Once you've reached the point where you want to publish your findings, first let us offer our congratulations! Then, let us remind you to consult our Terms of Use with regard to publication and proper citation of the data you have received from ASSISTments.

We also remind you that we support open science and data transparency and urge you to do so as well. You can cite a legacy data report directly (this paper offers an example) and shorten URLs if desired. All legacy data reports will be archived for such purposes. You can also cite data from our new system by creating an OSF project page for your work and hosting the data you receive as part of a public project or registration.

If you wish to cite ASSISTments as a tool for research, we suggest using any of the following works:

  • Heffernan, N. & Heffernan, C. (2014). The ASSISTments Ecosystem: Building a Platform that Brings Scientists and Teachers Together for Minimally Invasive Research on Human Learning and Teaching. International Journal of Artificial Intelligence in Education. 24(4), 470-497. [Full Text]

  • Ostrow, K., Selent, D., Wang, Y., Van Inwegen, E., Heffernan, N., & Williams, J. J. (2016). Assessment of Learning Infrastructure (ALI): The Theory, Practice, and Scalability ofAutomated Assessment. Proceedings of 6th International Conference on Learning Analytics and Knowledge. [Full Text]

  • Ostrow, K.S., Heffernan, N.T., & Williams, J.J. (2017). Tomorrow’s EdTech Today: Establishing a Learning Platform as a Collaborative Research Tool for Sound Science. Teachers College Record, 119(3), 1-36. [Full Text]

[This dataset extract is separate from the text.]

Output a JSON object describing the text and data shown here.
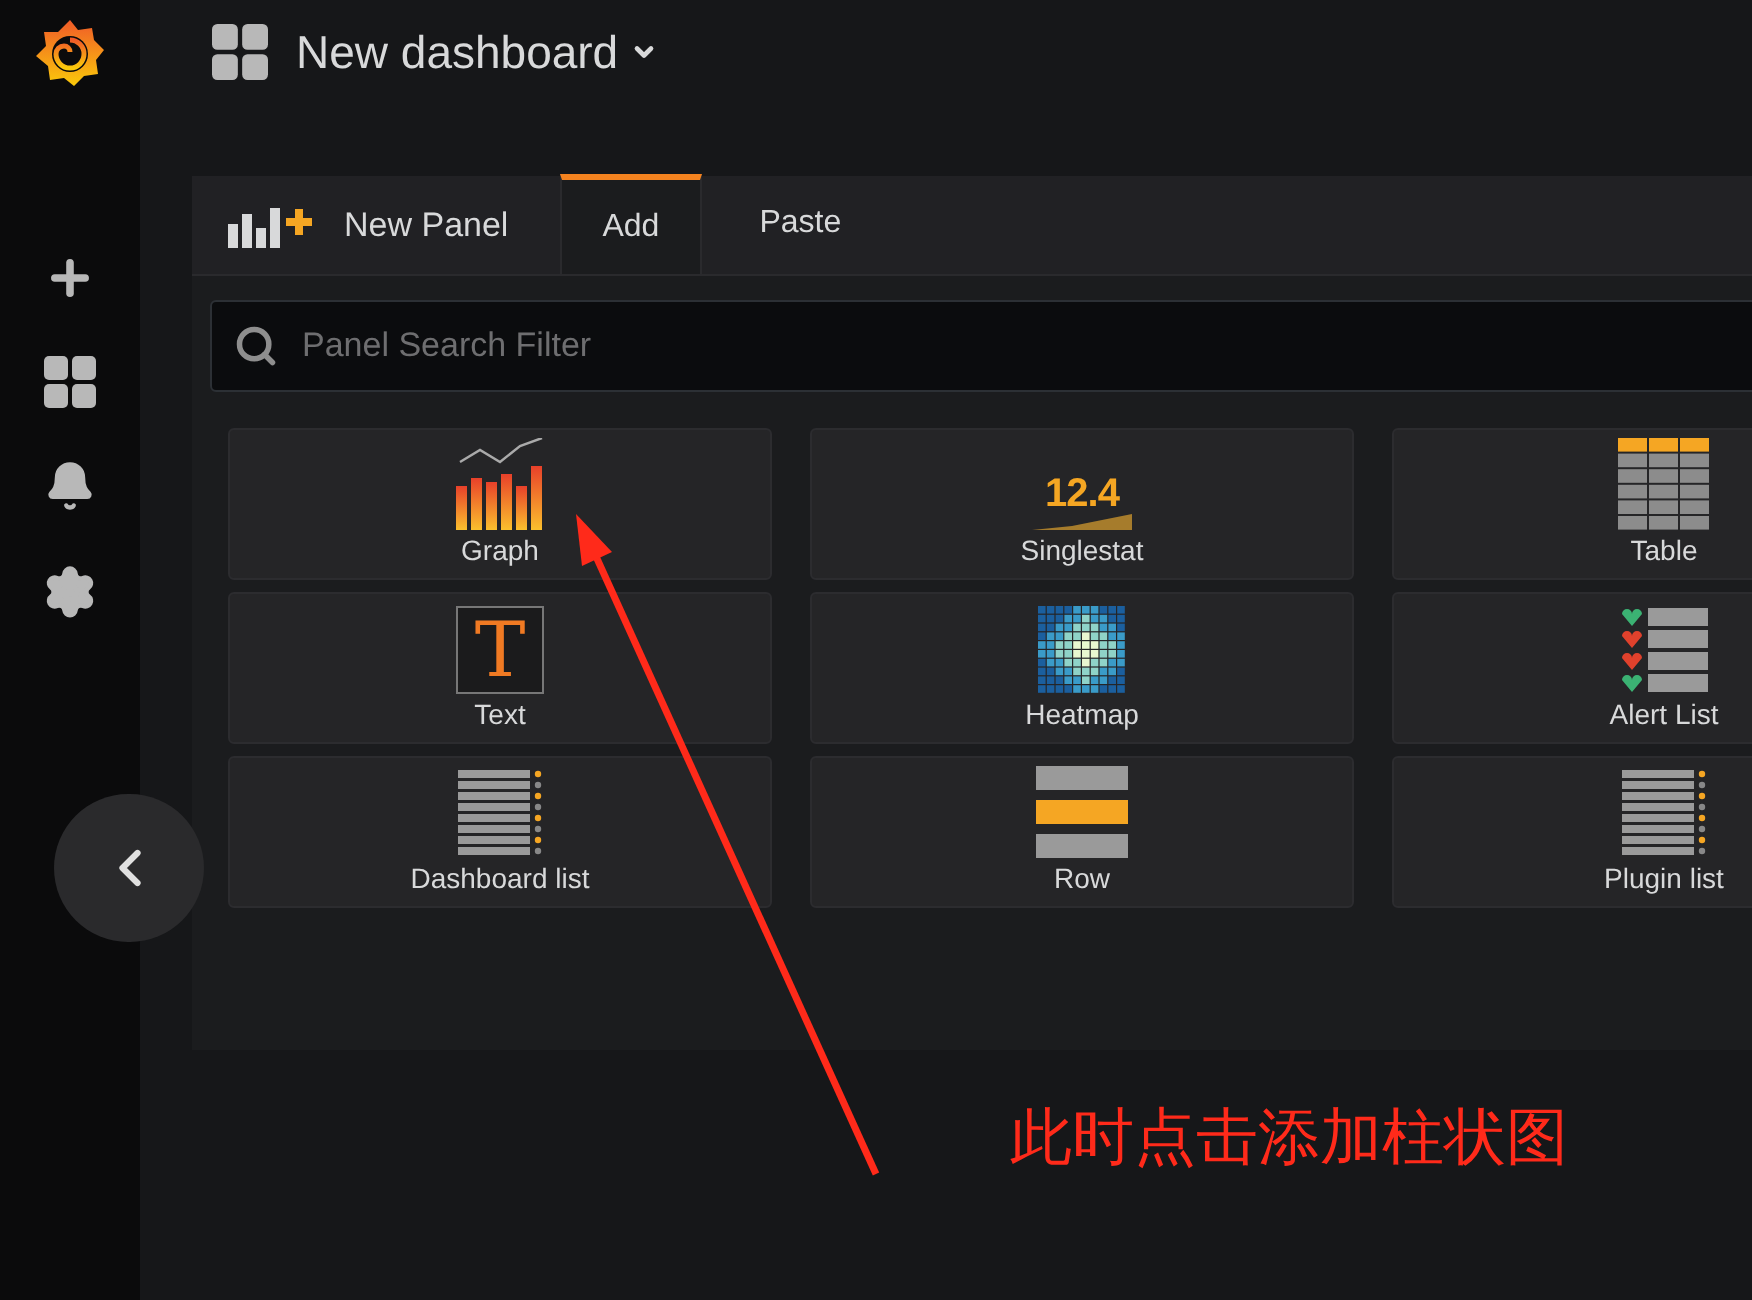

  • Ostrow, K.S. (2018). A Foundation for Educational Research at Scale: Evolution and Application. PhD Dissertation, Learning Sciences & Technologies, Worcester Polytechnic Institute. [Full Text]

  • Ostrow, K. & Heffernan, N. (2019). Advancing the State of Online Learning: Stay Integrated, Stay Accessible, Stay Curious. In Robert Feldman (Ed.) Learning Science: Theory, Research, and Practice. McGraw Hill Education.

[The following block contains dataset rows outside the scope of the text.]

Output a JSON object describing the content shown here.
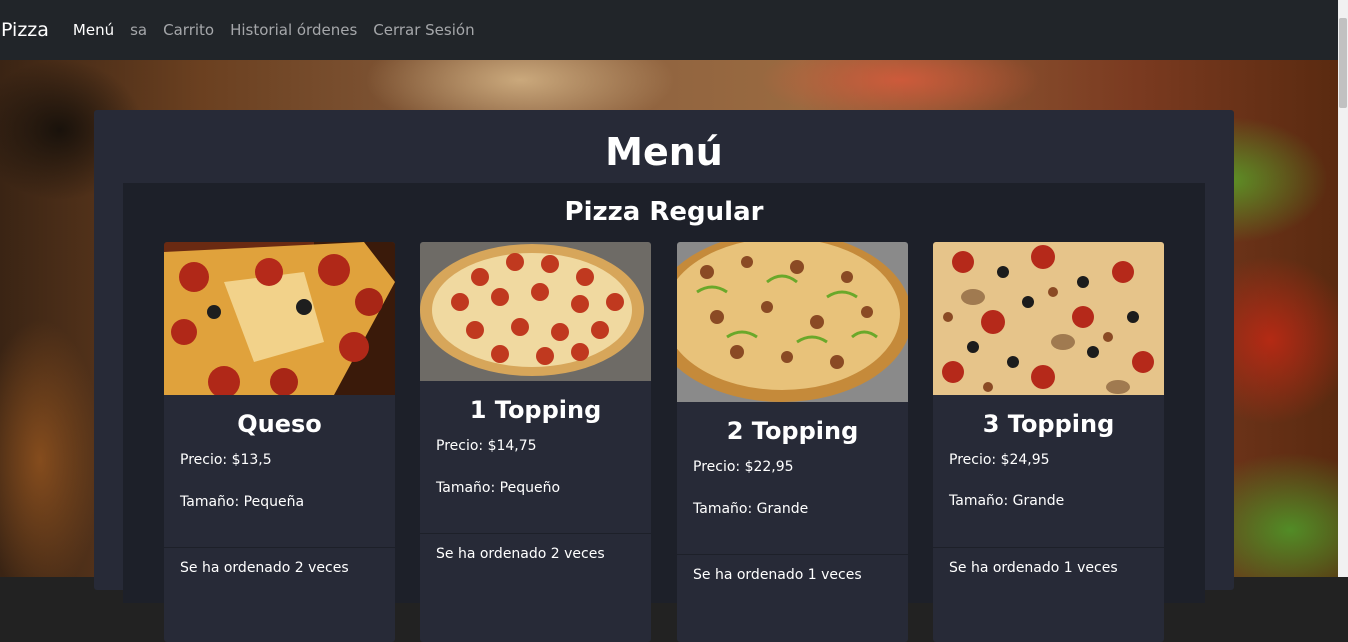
{
  "navbar": {
    "brand": "Pizza",
    "links": [
      {
        "label": "Menú",
        "active": true
      },
      {
        "label": "sa",
        "active": false
      },
      {
        "label": "Carrito",
        "active": false
      },
      {
        "label": "Historial órdenes",
        "active": false
      },
      {
        "label": "Cerrar Sesión",
        "active": false
      }
    ]
  },
  "page": {
    "title": "Menú"
  },
  "section": {
    "title": "Pizza Regular",
    "cards": [
      {
        "name": "Queso",
        "price": "Precio: $13,5",
        "size": "Tamaño: Pequeña",
        "orders": "Se ha ordenado 2 veces",
        "image": "pepperoni-slice-pizza"
      },
      {
        "name": "1 Topping",
        "price": "Precio: $14,75",
        "size": "Tamaño: Pequeño",
        "orders": "Se ha ordenado 2 veces",
        "image": "pepperoni-pizza"
      },
      {
        "name": "2 Topping",
        "price": "Precio: $22,95",
        "size": "Tamaño: Grande",
        "orders": "Se ha ordenado 1 veces",
        "image": "green-pepper-sausage-pizza"
      },
      {
        "name": "3 Topping",
        "price": "Precio: $24,95",
        "size": "Tamaño: Grande",
        "orders": "Se ha ordenado 1 veces",
        "image": "supreme-pizza"
      }
    ]
  },
  "colors": {
    "navbar": "#212529",
    "panel": "#272a37",
    "section": "#1d2029",
    "nav_muted": "#a5a7aa"
  }
}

If you would like to acknowledge the grant funding that has made our work to build E-TRIALS and its predecessors possible, the following grants have supported research in ASSISTments:

NSF 1440753: SI2-SSE&SSI. "Adding Research Accounts to the ASSISTments Platform: Helping Researchers Do Randomized Controlled Studies with Thousands of Students." $500,000. 2014 - 2016.

NSF 1724889: CIF21 DIBBs: "PD: Enhancing and Personalizing Educational Resources through Tools for Experimentation." PIs Heffernan (WPI) & Korinn Ostrow (WPI). $544,644. 2017-2020.

Schmidt Futures 995: E-TRIALS. $2,000,000. 2019 - 2021.

NSF 1931523: Collaborative Research: CyberInfrastructure for Shared Algorithmic and Experimental Research in Online Learning. In collaboration with UPenn's Ryan Baker. $3,500,000 (WPI portion = $1,800,000). 2019 - 2024.